MLK speaker: Leadership and education save lives

Wes Moore
Jason Koski/University Photography
In the afternoon of Feb. 11, Wes Moore talks with Ithaca High School students in Kulp Auditorium. Prior to delivering the Martin Luther King Jr. Commemorative Lecture, he also visited the Greater Ithaca Activities Center.

Imagine two boys with identical names, both being raised by poor single mothers and living just blocks away from each other. One becomes a best-selling author, Rhodes scholar, U.S. Army officer, White House fellow and TV host, while the other receives life in jail without parole for the murder of a police officer. It may sound like a fictitious tale, but it is the story of two Baltimore men named Wes Moore.

The scholar Wes Moore delivered the annual Martin Luther King Jr. Commemorative Lecture Feb. 11 at Sage Chapel. He spoke about his novel, "The Other Wes Moore," and how truths King preached are relevant today in providing equal opportunity to all children.

"The most persistent question that Dr. King forced this country to ask itself ... is what are we doing to make sure that we are living in a society that is fair? That everybody - no matter who you were born to, no matter where you were born - has an opportunity to succeed...," Moore said.

He noted that the felon Wes Moore's mother was unable to finish college due to grant cuts, and he posed the question: How different would her son's life had been if she had gotten a college degree and left the inner city?

"When you happen to raise kids or nurture children in some of the most precarious communities of our country, it's that much more complicated," Moore said. "But there are some things that fundamentally matter and, ironically, they're all shades and echoes of Dr. King still seeing over our shoulders. Because one of them is education."

Moore emphasized that the connections one makes at college can set a person's life on the right track. "And the beauty of education," he added, "is that ... no one can ever take [it] away from you."
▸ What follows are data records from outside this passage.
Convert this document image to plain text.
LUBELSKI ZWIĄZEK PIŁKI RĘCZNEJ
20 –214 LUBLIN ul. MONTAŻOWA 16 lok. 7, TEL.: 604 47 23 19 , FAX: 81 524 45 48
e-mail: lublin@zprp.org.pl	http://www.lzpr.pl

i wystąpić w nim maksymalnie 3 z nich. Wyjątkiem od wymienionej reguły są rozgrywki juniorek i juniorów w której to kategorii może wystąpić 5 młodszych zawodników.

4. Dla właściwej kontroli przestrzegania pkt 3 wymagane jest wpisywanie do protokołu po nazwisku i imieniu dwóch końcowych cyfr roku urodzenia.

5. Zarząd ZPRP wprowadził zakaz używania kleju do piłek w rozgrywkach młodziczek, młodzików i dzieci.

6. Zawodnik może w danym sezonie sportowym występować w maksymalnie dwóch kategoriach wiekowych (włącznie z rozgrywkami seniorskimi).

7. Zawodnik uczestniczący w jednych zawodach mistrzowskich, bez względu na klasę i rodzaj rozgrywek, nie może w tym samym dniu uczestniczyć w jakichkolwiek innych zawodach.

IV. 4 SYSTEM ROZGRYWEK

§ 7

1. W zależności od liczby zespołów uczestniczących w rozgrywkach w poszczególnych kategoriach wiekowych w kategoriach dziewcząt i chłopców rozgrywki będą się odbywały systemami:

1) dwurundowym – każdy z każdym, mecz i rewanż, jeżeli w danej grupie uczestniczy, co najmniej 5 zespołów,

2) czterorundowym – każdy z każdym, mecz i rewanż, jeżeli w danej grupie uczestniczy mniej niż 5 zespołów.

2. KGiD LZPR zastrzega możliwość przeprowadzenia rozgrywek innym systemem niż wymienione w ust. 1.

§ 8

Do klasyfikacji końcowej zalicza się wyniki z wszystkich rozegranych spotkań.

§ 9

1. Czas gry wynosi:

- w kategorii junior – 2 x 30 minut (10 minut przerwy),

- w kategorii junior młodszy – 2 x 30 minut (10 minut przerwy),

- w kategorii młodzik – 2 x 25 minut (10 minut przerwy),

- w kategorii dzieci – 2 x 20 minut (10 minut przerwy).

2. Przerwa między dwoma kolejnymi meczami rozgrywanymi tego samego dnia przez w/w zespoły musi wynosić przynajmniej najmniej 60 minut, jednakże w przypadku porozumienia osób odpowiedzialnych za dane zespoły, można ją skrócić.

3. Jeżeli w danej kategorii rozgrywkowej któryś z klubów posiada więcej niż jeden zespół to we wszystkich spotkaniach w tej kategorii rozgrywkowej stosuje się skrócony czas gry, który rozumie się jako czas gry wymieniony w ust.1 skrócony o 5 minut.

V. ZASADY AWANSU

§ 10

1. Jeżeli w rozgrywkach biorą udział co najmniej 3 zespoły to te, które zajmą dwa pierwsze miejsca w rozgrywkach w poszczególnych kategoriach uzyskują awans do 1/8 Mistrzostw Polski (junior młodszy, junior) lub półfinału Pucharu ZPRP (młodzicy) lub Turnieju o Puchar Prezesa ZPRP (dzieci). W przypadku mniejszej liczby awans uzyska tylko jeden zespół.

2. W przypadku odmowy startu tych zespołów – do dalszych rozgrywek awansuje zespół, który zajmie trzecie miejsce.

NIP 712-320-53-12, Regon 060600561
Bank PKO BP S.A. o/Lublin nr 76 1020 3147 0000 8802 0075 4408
Moore argued that the "people who taught me that the world was bigger than what was directly in front of me" are essential to disadvantaged youths: "Every one of us knows what it's like to be standing there and have people in your lives who are holding up your dreams at least long enough for your shoulders to be broad enough that you can then carry them yourselves. All of us."
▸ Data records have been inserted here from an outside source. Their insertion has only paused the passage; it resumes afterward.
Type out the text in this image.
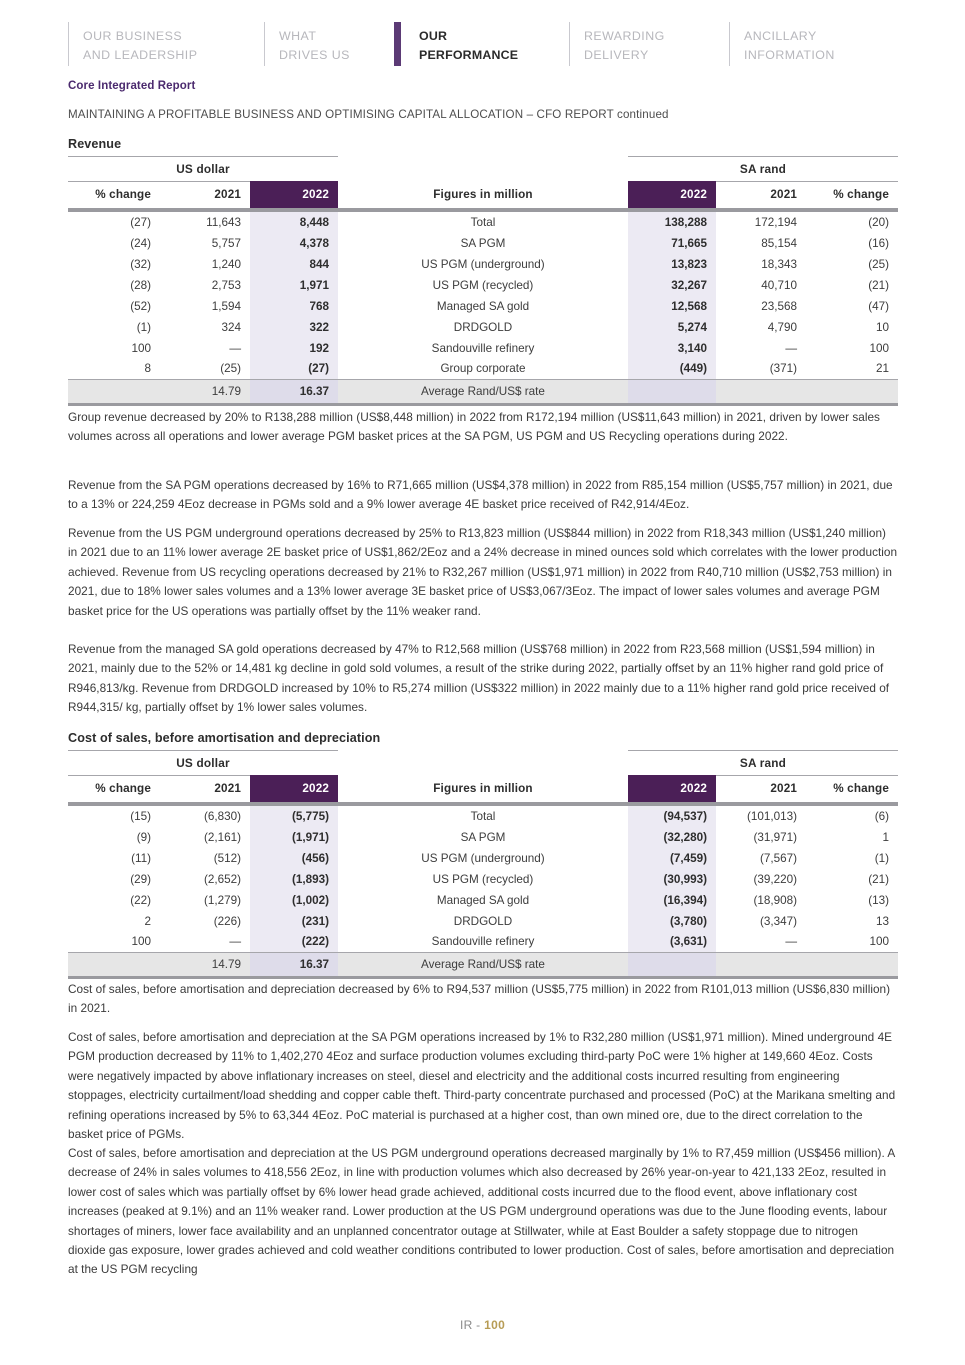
OUR BUSINESS
AND LEADERSHIP
WHAT
DRIVES US
OUR
PERFORMANCE
REWARDING
DELIVERY
ANCILLARY
INFORMATION
Core Integrated Report
MAINTAINING A PROFITABLE BUSINESS AND OPTIMISING CAPITAL ALLOCATION – CFO REPORT continued
Revenue
US dollar						SA rand		
% change	2021	2022		Figures in million		2022	2021	% change

(27)	11,643	8,448		Total		138,288	172,194	(20)
(24)	5,757	4,378		SA PGM		71,665	85,154	(16)
(32)	1,240	844		US PGM (underground)		13,823	18,343	(25)
(28)	2,753	1,971		US PGM (recycled)		32,267	40,710	(21)
(52)	1,594	768		Managed SA gold		12,568	23,568	(47)
(1)	324	322		DRDGOLD		5,274	4,790	10
100	—	192		Sandouville refinery		3,140	—	100
8	(25)	(27)		Group corporate		(449)	(371)	21
	14.79	16.37		Average Rand/US$ rate				

Group revenue decreased by 20% to R138,288 million (US$8,448 million) in 2022 from R172,194 million (US$11,643 million) in 2021, driven by lower sales volumes across all operations and lower average PGM basket prices at the SA PGM, US PGM and US Recycling operations during 2022.
Revenue from the SA PGM operations decreased by 16% to R71,665 million (US$4,378 million) in 2022 from R85,154 million (US$5,757 million) in 2021, due to a 13% or 224,259 4Eoz decrease in PGMs sold and a 9% lower average 4E basket price received of R42,914/4Eoz.
Revenue from the US PGM underground operations decreased by 25% to R13,823 million (US$844 million) in 2022 from R18,343 million (US$1,240 million) in 2021 due to an 11% lower average 2E basket price of US$1,862/2Eoz and a 24% decrease in mined ounces sold which correlates with the lower production achieved. Revenue from US recycling operations decreased by 21% to R32,267 million (US$1,971 million) in 2022 from R40,710 million (US$2,753 million) in 2021, due to 18% lower sales volumes and a 13% lower average 3E basket price of US$3,067/3Eoz. The impact of lower sales volumes and average PGM basket price for the US operations was partially offset by the 11% weaker rand.
Revenue from the managed SA gold operations decreased by 47% to R12,568 million (US$768 million) in 2022 from R23,568 million (US$1,594 million) in 2021, mainly due to the 52% or 14,481 kg decline in gold sold volumes, a result of the strike during 2022, partially offset by an 11% higher rand gold price of R946,813/kg. Revenue from DRDGOLD increased by 10% to R5,274 million (US$322 million) in 2022 mainly due to a 11% higher rand gold price received of R944,315/ kg, partially offset by 1% lower sales volumes.
Cost of sales, before amortisation and depreciation
US dollar						SA rand		
% change	2021	2022		Figures in million		2022	2021	% change

(15)	(6,830)	(5,775)		Total		(94,537)	(101,013)	(6)
(9)	(2,161)	(1,971)		SA PGM		(32,280)	(31,971)	1
(11)	(512)	(456)		US PGM (underground)		(7,459)	(7,567)	(1)
(29)	(2,652)	(1,893)		US PGM (recycled)		(30,993)	(39,220)	(21)
(22)	(1,279)	(1,002)		Managed SA gold		(16,394)	(18,908)	(13)
2	(226)	(231)		DRDGOLD		(3,780)	(3,347)	13
100	—	(222)		Sandouville refinery		(3,631)	—	100
	14.79	16.37		Average Rand/US$ rate				

Cost of sales, before amortisation and depreciation decreased by 6% to R94,537 million (US$5,775 million) in 2022 from R101,013 million (US$6,830 million) in 2021.
Cost of sales, before amortisation and depreciation at the SA PGM operations increased by 1% to R32,280 million (US$1,971 million). Mined underground 4E PGM production decreased by 11% to 1,402,270 4Eoz and surface production volumes excluding third-party PoC were 1% higher at 149,660 4Eoz. Costs were negatively impacted by above inflationary increases on steel, diesel and electricity and the additional costs incurred resulting from engineering stoppages, electricity curtailment/load shedding and copper cable theft. Third-party concentrate purchased and processed (PoC) at the Marikana smelting and refining operations increased by 5% to 63,344 4Eoz. PoC material is purchased at a higher cost, than own mined ore, due to the direct correlation to the basket price of PGMs.
Cost of sales, before amortisation and depreciation at the US PGM underground operations decreased marginally by 1% to R7,459 million (US$456 million). A decrease of 24% in sales volumes to 418,556 2Eoz, in line with production volumes which also decreased by 26% year-on-year to 421,133 2Eoz, resulted in lower cost of sales which was partially offset by 6% lower head grade achieved, additional costs incurred due to the flood event, above inflationary cost increases (peaked at 9.1%) and an 11% weaker rand. Lower production at the US PGM underground operations was due to the June flooding events, labour shortages of miners, lower face availability and an unplanned concentrator outage at Stillwater, while at East Boulder a safety stoppage due to nitrogen dioxide gas exposure, lower grades achieved and cold weather conditions contributed to lower production. Cost of sales, before amortisation and depreciation at the US PGM recycling
IR - 100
After a decade of corresponding with the incarcerated Moore, the scholar Moore asked him if he believed they were products of their environments. "'Actually, I think we're products of our expectations,'" said the jailed Moore.

This led Moore to conclude that expectations are a major factor in life decisions.

"Someone once said to me, 'It's a real shame that you lived up to your expectations and Wes didn't.' And I said, 'Actually, the real shame is that we both did.'"

A final point Moore made was that children respond to organized responsibility but easily can be swept up into gang life this way. Moore was able to find meaning through his leadership at military school, but he noted that many do not.

"Drug organization[s] ... are carbon copies of every single military organization and every single Fortune 500 company," he said. "You can become a muscle, or a housemate or a lieutenant or whatever. But it's the same graduated sense of responsibility ... I had a purpose. We had a purpose."

Moore concluded: "Leadership matters because, fact is, these kids are going to get it. So the question is: Where are they going to get it from?"

The King lecture is sponsored by Cornell United Religious Work.

Natalie O'Toole '16 is a writer intern for the Cornell Chronicle.